Historicamente, o Sul fornece matéria-prima para a economia global, sem que suas populações se beneficiem disso, diz Riofrancos. “O caso da Bolívia é extremamente dramático por causa das origens do imperialismo espanhol nas minas de Potosí”, diz o pesquisador. “O país forneceu ao mundo minerais de prata a estanho, além de gás natural e agroexportações, e o potencial agora é o lítio”.
Talvez seja por isso que a Administração Arce lide discretamente com o andamento do programa piloto. O Ministério de Hidrocarbonetos e Energia da Bolívia não respondeu às perguntas do EL PAÍS sobre o potencial estimado desta indústria em termos de produto interno bruto. As receitas estarão sujeitas a flutuações de preços nos mercados internacionais, razão pela qual na Argentina e na Bolívia já se fala em criar um cartel de lítio semelhante à Organização dos Países Exportadores de Petróleo (OPEP), que impõe cotas de produção para evitar que o preço do petróleo suba colapso.
“Estamos contra o relógio”, diz Von Vacano.
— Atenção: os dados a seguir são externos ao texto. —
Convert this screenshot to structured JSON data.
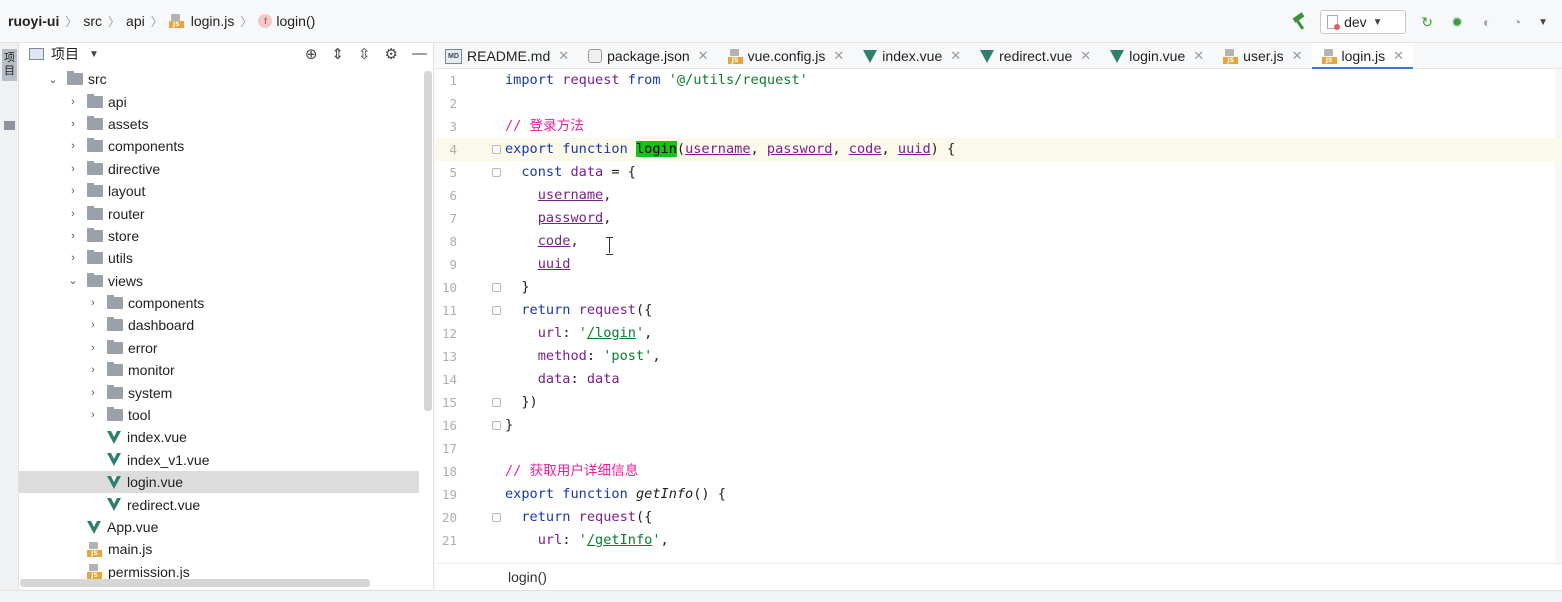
{
  "breadcrumb": {
    "project": "ruoyi-ui",
    "parts": [
      "src",
      "api"
    ],
    "file": "login.js",
    "function": "login()",
    "function_badge": "f"
  },
  "toolbar": {
    "branch": "dev"
  },
  "sidestrip": {
    "label": "项目"
  },
  "project_panel": {
    "title": "项目"
  },
  "tree": [
    {
      "label": "src",
      "type": "folder",
      "depth": 1,
      "expanded": true
    },
    {
      "label": "api",
      "type": "folder",
      "depth": 2,
      "expanded": false
    },
    {
      "label": "assets",
      "type": "folder",
      "depth": 2,
      "expanded": false
    },
    {
      "label": "components",
      "type": "folder",
      "depth": 2,
      "expanded": false
    },
    {
      "label": "directive",
      "type": "folder",
      "depth": 2,
      "expanded": false
    },
    {
      "label": "layout",
      "type": "folder",
      "depth": 2,
      "expanded": false
    },
    {
      "label": "router",
      "type": "folder",
      "depth": 2,
      "expanded": false
    },
    {
      "label": "store",
      "type": "folder",
      "depth": 2,
      "expanded": false
    },
    {
      "label": "utils",
      "type": "folder",
      "depth": 2,
      "expanded": false
    },
    {
      "label": "views",
      "type": "folder",
      "depth": 2,
      "expanded": true
    },
    {
      "label": "components",
      "type": "folder",
      "depth": 3,
      "expanded": false
    },
    {
      "label": "dashboard",
      "type": "folder",
      "depth": 3,
      "expanded": false
    },
    {
      "label": "error",
      "type": "folder",
      "depth": 3,
      "expanded": false
    },
    {
      "label": "monitor",
      "type": "folder",
      "depth": 3,
      "expanded": false
    },
    {
      "label": "system",
      "type": "folder",
      "depth": 3,
      "expanded": false
    },
    {
      "label": "tool",
      "type": "folder",
      "depth": 3,
      "expanded": false
    },
    {
      "label": "index.vue",
      "type": "vue",
      "depth": 3
    },
    {
      "label": "index_v1.vue",
      "type": "vue",
      "depth": 3
    },
    {
      "label": "login.vue",
      "type": "vue",
      "depth": 3,
      "selected": true
    },
    {
      "label": "redirect.vue",
      "type": "vue",
      "depth": 3
    },
    {
      "label": "App.vue",
      "type": "vue",
      "depth": 2
    },
    {
      "label": "main.js",
      "type": "js",
      "depth": 2
    },
    {
      "label": "permission.js",
      "type": "js",
      "depth": 2
    }
  ],
  "tabs": [
    {
      "label": "README.md",
      "icon": "md"
    },
    {
      "label": "package.json",
      "icon": "json"
    },
    {
      "label": "vue.config.js",
      "icon": "js"
    },
    {
      "label": "index.vue",
      "icon": "vue"
    },
    {
      "label": "redirect.vue",
      "icon": "vue"
    },
    {
      "label": "login.vue",
      "icon": "vue"
    },
    {
      "label": "user.js",
      "icon": "js"
    },
    {
      "label": "login.js",
      "icon": "js",
      "active": true
    }
  ],
  "code_lines": [
    {
      "n": "1",
      "tokens": [
        [
          "k",
          "import"
        ],
        [
          "",
          ""
        ],
        [
          "p",
          " request"
        ],
        [
          "k",
          " from"
        ],
        [
          "s",
          " '@/utils/request'"
        ]
      ]
    },
    {
      "n": "2",
      "tokens": []
    },
    {
      "n": "3",
      "tokens": [
        [
          "c",
          "// 登录方法"
        ]
      ]
    },
    {
      "n": "4",
      "highlight": true,
      "fold": true,
      "tokens": [
        [
          "k",
          "export function "
        ],
        [
          "fnhl",
          "login"
        ],
        [
          "",
          "("
        ],
        [
          "u",
          "username"
        ],
        [
          "",
          ", "
        ],
        [
          "u",
          "password"
        ],
        [
          "",
          ", "
        ],
        [
          "u",
          "code"
        ],
        [
          "",
          ", "
        ],
        [
          "u",
          "uuid"
        ],
        [
          "",
          ") {"
        ]
      ]
    },
    {
      "n": "5",
      "fold": true,
      "tokens": [
        [
          "",
          "  "
        ],
        [
          "k",
          "const"
        ],
        [
          "p",
          " data"
        ],
        [
          "",
          " = {"
        ]
      ]
    },
    {
      "n": "6",
      "tokens": [
        [
          "",
          "    "
        ],
        [
          "u",
          "username"
        ],
        [
          "",
          ","
        ]
      ]
    },
    {
      "n": "7",
      "tokens": [
        [
          "",
          "    "
        ],
        [
          "u",
          "password"
        ],
        [
          "",
          ","
        ]
      ]
    },
    {
      "n": "8",
      "tokens": [
        [
          "",
          "    "
        ],
        [
          "u",
          "code"
        ],
        [
          "",
          ","
        ]
      ]
    },
    {
      "n": "9",
      "tokens": [
        [
          "",
          "    "
        ],
        [
          "u",
          "uuid"
        ]
      ]
    },
    {
      "n": "10",
      "fold": true,
      "tokens": [
        [
          "",
          "  }"
        ]
      ]
    },
    {
      "n": "11",
      "fold": true,
      "tokens": [
        [
          "",
          "  "
        ],
        [
          "k",
          "return"
        ],
        [
          "p",
          " request"
        ],
        [
          "",
          "({"
        ]
      ]
    },
    {
      "n": "12",
      "tokens": [
        [
          "",
          "    "
        ],
        [
          "p",
          "url"
        ],
        [
          "",
          ": "
        ],
        [
          "s",
          "'"
        ],
        [
          "su",
          "/login"
        ],
        [
          "s",
          "'"
        ],
        [
          "",
          ","
        ]
      ]
    },
    {
      "n": "13",
      "tokens": [
        [
          "",
          "    "
        ],
        [
          "p",
          "method"
        ],
        [
          "",
          ": "
        ],
        [
          "s",
          "'post'"
        ],
        [
          "",
          ","
        ]
      ]
    },
    {
      "n": "14",
      "tokens": [
        [
          "",
          "    "
        ],
        [
          "p",
          "data"
        ],
        [
          "",
          ": "
        ],
        [
          "p",
          "data"
        ]
      ]
    },
    {
      "n": "15",
      "fold": true,
      "tokens": [
        [
          "",
          "  })"
        ]
      ]
    },
    {
      "n": "16",
      "fold": true,
      "tokens": [
        [
          "",
          "}"
        ]
      ]
    },
    {
      "n": "17",
      "tokens": []
    },
    {
      "n": "18",
      "tokens": [
        [
          "c",
          "// 获取用户详细信息"
        ]
      ]
    },
    {
      "n": "19",
      "tokens": [
        [
          "k",
          "export function "
        ],
        [
          "i",
          "getInfo"
        ],
        [
          "",
          "() {"
        ]
      ]
    },
    {
      "n": "20",
      "fold": true,
      "tokens": [
        [
          "",
          "  "
        ],
        [
          "k",
          "return"
        ],
        [
          "p",
          " request"
        ],
        [
          "",
          "({"
        ]
      ]
    },
    {
      "n": "21",
      "tokens": [
        [
          "",
          "    "
        ],
        [
          "p",
          "url"
        ],
        [
          "",
          ": "
        ],
        [
          "s",
          "'"
        ],
        [
          "su",
          "/getInfo"
        ],
        [
          "s",
          "'"
        ],
        [
          "",
          ","
        ]
      ]
    }
  ],
  "status": {
    "function": "login()"
  },
  "colors": {
    "keyword": "#1a38a8",
    "string": "#0a7e2e",
    "comment": "#e6219c",
    "identifier_highlight": "#14c414",
    "active_tab_underline": "#3c7ad8",
    "current_line": "#fbf9ea"
  }
}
O especialista garante que "é urgente que o lítio seja promovido mais rapidamente" porque os investidores vão procurar outros países para investir. As receitas podem ser investidas como se faz na Noruega ou no Catar, sugere Von Vacano, nos cidadãos. “Isso pode ser muito positivo. Pode ser um modelo de royalties que beneficie as regiões de Potosí, Uyuni, entre outras, mas também o resto do país. Este é o dinheiro que pode ser usado em sistemas educacionais ou de saúde. Poderia transformar completamente o país.”